Surely, I have yet to learn that Great Britain has dreamt, and is dreaming, to impose by Force her "mentality," her language, her political institutions to China, to Japan, to Russia, to France, to all the South American Republics, to Italy, to Spain, to Germany, to Austria-Hungary, to Turkey, &c., which, considered as a whole, represent, any one must admit, a pretty large part of the universe.

4—Mr. Bourassa's assertion that England aspires to dominate the world, economically, commercially, is most positively contradicted by the history of the last eighty years. Who does not know—and I cannot for a moment suppose that Mr. Bourassa ignores it—that, nearly a century ago, Great Britain, finally rallied in favour of a Free Trade Policy, has opened her market free to the products of all the nations of the world. Is that not a rather strange way of aspiring to an economical domination! And whilst all the countries of the earth, the British colonies as well as foreign nations, can freely sell their goods in the British market, they protect their own markets by high customs duties—in some cases almost prohibitive—against British goods.

National commercial statistics are opened to the "Nationalist" leader's perusal as to any one else. If he had referred to them, he would have learned that the Foreign Trade of Great Britain, in 1913, the year preceding the outbreak of the war, amounted to $7,017,775,335; exports were valued at $3,174,101,630; imports totalized $3,843,673,695, exceeding the exports by the large amount of $669,572,065.

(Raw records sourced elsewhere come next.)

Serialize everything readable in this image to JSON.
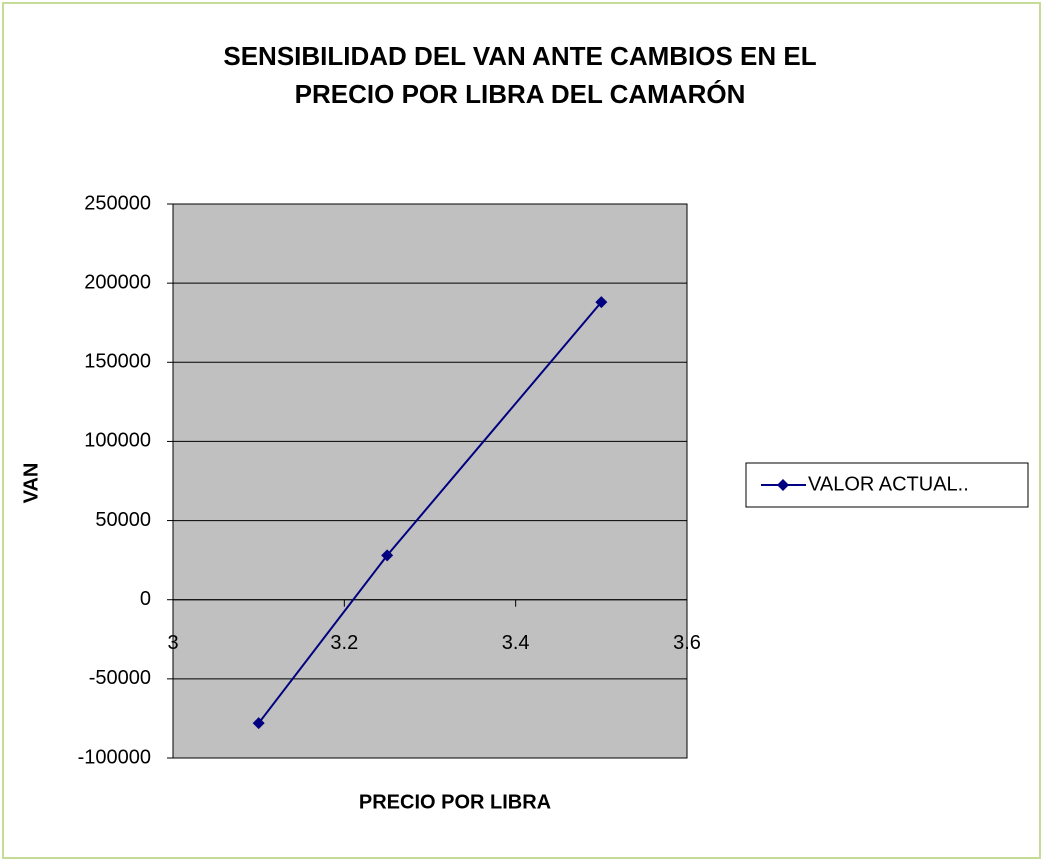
{
  "chart_data": {
    "type": "line",
    "title": [
      "SENSIBILIDAD DEL VAN ANTE CAMBIOS EN EL",
      "PRECIO POR LIBRA DEL CAMARÓN"
    ],
    "x_label": "PRECIO POR LIBRA",
    "y_label": "VAN",
    "x": [
      3.1,
      3.25,
      3.5
    ],
    "series": [
      {
        "name": "VALOR ACTUAL..",
        "color": "#000080",
        "values": [
          -78000,
          28000,
          188000
        ]
      }
    ],
    "xlim": [
      3,
      3.6
    ],
    "xticks": [
      3,
      3.2,
      3.4,
      3.6
    ],
    "ylim": [
      -100000,
      250000
    ],
    "yticks": [
      -100000,
      -50000,
      0,
      50000,
      100000,
      150000,
      200000,
      250000
    ],
    "grid": true,
    "legend": "right",
    "plot_background": "#c0c0c0"
  }
}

By looking at the figures, Mr. Bourassa would only have had to call upon his common sense to draw the conclusion that England was certainly not moving along an easy road to the commercial domination of the world by maintaining a policy resulting in an import trade larger, by an annual average of nearly twenty per cent., than her exportations.

Before the war, Germany, by rapid strides, had succeeded in attaining the second rank amongst the great trading nations, coming next after Great Britain. In the same year—1913—her Foreign Trade totalized $5,351,500,000, divided as follows:—Imports $2,801,675,000; exports $2,549,825,000.

The really wonderful industrial and commercial expansion of Germany, during the last forty years previous to the war, offered another opportunity to Mr. Bourassa to show his spite against Great Britain. He would have been sorry not to make the best of it. Calling into play his fertile imagination, he unhesitatingly charged England with deep rooted jealousy of Germany's trade success and the guilty intent to crush it out of existence.